Dr. Gladys West started her career at Naval Proving Ground in Dahlgren, Virginia, now called the Naval Surface Warfare Center, in 1956, and she worked there for 42 years as a mathematician and computer programmer. When she began, she was the second Black woman ever to be hired at the site, and one of only four Black employees total. Inspired by the civil rights movement that was unfolding around her, she countered prejudice within her workplace through hard work and intellectual achievement.
As Forbes reports, Dr. West “specialized in large-scale computer systems and data-processing systems for the analysis of information obtained from satellites. She was the very first person to put together altimeter models of Earth’s shape to significant precision in the 1960s, and served as the project manager for Seasat: the first satellite to perform remote sensing of Earth’s oceans.” Soon after she began working at Dahlgren, Dr. West participated in an astronomical study that proved the regularity of Pluto’s motion relative to Neptune. In a commendation that Dr. West received upon her 2018 induction to the Space and Missiles Pioneers Hall of Fame, this work was described as “path-breaking” and “award-winning.”
The commendation also noted the ways Dr. West’s work laid the foundations for today’s GPS system. From the mid-1970s through the 1980s, the commendation continues, “using complex algorithms to account for variations in gravitational, tidal, and other forces that distort Earth’s shape, [Dr. West] programmed an IBM 7030 ‘Stretch’ computer to deliver increasingly refined calculations for an extremely accurate geodetic Earth model, a geoid, optimized for what ultimately became the Global Positioning System (GPS) orbit.”
Despite her contributions to several high-profile projects, Dr. West remained one of computing history’s “hidden figures” until a member of her sorority realized that she had played a key role in the development of GPS technology, and contacted the press. “You never think that anything you are doing militarily is going to be that exciting,” she reflected in an article in The Guardian. “We never thought about it being transferred to civilian life, so that was a pleasant surprise.”
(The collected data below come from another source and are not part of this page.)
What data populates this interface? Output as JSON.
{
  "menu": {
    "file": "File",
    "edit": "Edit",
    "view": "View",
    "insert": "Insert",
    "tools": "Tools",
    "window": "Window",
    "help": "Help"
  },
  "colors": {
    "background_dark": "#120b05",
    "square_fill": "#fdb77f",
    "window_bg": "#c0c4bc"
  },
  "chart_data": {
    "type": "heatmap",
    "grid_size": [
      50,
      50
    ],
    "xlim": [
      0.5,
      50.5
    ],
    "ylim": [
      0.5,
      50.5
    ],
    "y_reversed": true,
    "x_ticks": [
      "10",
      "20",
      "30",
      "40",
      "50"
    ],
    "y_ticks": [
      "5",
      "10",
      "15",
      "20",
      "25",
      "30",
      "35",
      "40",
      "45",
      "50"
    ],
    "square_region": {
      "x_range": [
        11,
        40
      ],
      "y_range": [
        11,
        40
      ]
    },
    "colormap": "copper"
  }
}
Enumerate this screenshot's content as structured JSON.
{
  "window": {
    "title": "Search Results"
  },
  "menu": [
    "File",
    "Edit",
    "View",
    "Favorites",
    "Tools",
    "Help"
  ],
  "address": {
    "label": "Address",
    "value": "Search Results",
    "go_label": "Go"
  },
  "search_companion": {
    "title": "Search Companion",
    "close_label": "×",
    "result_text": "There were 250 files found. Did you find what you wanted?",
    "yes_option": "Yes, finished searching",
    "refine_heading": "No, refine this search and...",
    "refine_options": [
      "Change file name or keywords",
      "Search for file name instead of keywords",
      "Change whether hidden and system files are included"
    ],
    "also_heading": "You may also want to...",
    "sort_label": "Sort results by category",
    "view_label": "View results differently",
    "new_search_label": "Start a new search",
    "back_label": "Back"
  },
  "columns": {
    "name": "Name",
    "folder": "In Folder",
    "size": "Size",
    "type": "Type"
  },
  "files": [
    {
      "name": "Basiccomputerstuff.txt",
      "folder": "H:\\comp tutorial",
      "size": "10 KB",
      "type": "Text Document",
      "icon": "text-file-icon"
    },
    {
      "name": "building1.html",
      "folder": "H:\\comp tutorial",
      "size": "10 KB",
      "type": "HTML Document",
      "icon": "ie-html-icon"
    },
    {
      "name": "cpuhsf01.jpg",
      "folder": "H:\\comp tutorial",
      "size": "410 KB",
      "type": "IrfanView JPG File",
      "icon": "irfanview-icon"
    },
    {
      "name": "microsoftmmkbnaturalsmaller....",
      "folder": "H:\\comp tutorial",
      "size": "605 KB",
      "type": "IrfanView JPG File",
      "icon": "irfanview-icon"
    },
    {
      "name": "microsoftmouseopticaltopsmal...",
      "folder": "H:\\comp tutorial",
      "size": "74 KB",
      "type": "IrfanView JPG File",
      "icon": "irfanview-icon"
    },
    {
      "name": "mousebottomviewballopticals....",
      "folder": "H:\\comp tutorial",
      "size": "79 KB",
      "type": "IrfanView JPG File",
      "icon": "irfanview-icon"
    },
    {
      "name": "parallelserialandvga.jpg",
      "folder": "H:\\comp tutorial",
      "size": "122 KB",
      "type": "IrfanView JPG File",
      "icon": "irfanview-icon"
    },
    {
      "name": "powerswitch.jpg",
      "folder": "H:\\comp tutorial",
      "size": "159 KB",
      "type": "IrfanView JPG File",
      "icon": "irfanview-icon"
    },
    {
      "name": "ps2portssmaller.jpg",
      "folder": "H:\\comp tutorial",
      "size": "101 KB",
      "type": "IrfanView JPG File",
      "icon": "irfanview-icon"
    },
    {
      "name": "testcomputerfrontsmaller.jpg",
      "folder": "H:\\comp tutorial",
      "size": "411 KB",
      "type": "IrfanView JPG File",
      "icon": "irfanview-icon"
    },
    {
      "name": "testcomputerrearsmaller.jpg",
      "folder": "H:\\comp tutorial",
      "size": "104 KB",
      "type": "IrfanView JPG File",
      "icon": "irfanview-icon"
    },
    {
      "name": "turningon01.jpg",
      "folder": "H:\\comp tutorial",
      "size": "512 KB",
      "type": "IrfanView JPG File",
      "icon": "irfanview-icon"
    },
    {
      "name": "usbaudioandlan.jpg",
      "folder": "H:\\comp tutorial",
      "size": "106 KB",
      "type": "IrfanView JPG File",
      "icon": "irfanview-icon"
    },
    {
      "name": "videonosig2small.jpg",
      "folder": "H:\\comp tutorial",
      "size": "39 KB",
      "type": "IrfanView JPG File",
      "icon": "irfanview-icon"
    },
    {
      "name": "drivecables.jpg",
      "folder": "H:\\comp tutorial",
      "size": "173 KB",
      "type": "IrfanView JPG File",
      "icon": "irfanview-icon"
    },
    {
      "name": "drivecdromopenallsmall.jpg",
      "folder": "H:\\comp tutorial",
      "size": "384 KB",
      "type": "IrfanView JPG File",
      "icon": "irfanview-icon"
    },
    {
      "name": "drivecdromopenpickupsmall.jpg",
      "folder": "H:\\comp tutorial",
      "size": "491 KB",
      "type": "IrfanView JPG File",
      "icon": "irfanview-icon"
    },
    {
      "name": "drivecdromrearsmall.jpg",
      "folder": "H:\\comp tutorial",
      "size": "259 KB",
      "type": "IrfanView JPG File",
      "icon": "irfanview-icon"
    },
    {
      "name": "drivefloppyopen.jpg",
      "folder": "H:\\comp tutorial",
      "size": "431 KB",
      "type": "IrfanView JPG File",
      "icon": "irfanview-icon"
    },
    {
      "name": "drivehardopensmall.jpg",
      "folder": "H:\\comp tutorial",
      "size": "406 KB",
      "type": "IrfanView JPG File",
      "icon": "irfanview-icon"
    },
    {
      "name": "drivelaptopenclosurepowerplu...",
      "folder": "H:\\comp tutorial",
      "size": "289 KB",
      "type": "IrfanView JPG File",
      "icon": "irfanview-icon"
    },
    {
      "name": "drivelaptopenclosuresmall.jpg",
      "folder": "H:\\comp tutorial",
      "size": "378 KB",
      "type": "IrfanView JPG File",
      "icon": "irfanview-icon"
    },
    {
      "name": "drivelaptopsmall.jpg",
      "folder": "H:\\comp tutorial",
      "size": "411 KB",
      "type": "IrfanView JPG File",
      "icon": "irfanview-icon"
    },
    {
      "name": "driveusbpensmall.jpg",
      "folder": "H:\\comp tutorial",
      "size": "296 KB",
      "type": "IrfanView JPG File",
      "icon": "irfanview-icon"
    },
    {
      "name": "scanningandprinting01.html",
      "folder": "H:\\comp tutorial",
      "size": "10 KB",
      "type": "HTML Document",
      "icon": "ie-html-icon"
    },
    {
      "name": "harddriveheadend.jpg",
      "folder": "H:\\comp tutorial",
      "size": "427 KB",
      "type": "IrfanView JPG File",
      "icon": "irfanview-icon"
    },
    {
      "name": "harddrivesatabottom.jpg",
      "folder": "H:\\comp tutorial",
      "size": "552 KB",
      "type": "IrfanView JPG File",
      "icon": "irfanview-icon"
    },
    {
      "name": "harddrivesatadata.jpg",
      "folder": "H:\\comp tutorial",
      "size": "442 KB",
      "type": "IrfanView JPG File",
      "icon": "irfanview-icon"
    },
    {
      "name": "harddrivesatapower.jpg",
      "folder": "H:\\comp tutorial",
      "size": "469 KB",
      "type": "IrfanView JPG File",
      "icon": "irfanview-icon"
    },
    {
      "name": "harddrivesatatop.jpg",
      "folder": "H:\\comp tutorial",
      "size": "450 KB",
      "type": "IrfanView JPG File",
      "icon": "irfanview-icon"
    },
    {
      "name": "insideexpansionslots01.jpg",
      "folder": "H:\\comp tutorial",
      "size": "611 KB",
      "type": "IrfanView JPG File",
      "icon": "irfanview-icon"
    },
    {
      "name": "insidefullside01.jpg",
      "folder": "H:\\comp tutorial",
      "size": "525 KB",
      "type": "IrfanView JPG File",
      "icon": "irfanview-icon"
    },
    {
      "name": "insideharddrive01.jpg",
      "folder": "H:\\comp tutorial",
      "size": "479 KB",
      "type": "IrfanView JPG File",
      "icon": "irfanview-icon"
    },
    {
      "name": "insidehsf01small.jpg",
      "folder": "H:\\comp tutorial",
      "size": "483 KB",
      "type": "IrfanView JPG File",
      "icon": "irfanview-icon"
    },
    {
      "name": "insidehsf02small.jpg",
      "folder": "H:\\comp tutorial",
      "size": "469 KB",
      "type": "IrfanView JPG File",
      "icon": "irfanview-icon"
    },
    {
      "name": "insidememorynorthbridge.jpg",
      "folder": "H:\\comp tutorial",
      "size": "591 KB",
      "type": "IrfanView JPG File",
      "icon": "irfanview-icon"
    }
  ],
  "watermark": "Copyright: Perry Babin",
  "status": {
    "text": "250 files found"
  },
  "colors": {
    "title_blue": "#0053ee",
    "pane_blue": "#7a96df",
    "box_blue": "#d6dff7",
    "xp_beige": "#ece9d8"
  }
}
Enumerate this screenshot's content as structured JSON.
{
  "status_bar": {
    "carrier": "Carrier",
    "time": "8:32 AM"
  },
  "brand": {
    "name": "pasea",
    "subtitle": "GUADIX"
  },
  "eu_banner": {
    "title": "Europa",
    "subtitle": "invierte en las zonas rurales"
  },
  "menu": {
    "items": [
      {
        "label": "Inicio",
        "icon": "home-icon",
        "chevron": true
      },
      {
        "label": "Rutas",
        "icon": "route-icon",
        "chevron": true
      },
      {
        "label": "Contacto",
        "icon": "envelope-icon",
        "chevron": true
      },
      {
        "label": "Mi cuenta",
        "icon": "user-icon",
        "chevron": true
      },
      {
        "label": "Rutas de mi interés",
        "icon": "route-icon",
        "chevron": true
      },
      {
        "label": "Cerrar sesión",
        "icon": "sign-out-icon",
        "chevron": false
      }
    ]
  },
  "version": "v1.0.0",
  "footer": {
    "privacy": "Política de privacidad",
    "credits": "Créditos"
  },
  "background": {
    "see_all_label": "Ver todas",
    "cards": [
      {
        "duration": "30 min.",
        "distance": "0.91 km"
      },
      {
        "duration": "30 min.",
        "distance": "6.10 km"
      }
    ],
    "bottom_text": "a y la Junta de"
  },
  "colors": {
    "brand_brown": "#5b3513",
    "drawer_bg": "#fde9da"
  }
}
Dr. West grew up in a rural agricultural community in Dinwiddie County, Virginia. Knowing from a young age that she did not want to work in the fields, she graduated at the top of her class and earned a full scholarship to Virginia State College (now University), where she majored in mathematics. She returned to Virginia State a few years later for her master’s degree in mathematics. While working at Dahlgren, she completed a second master’s degree in public administration from the University of Oklahoma. At age 70, she received a PhD in public administration and policy affairs from Virginia Tech.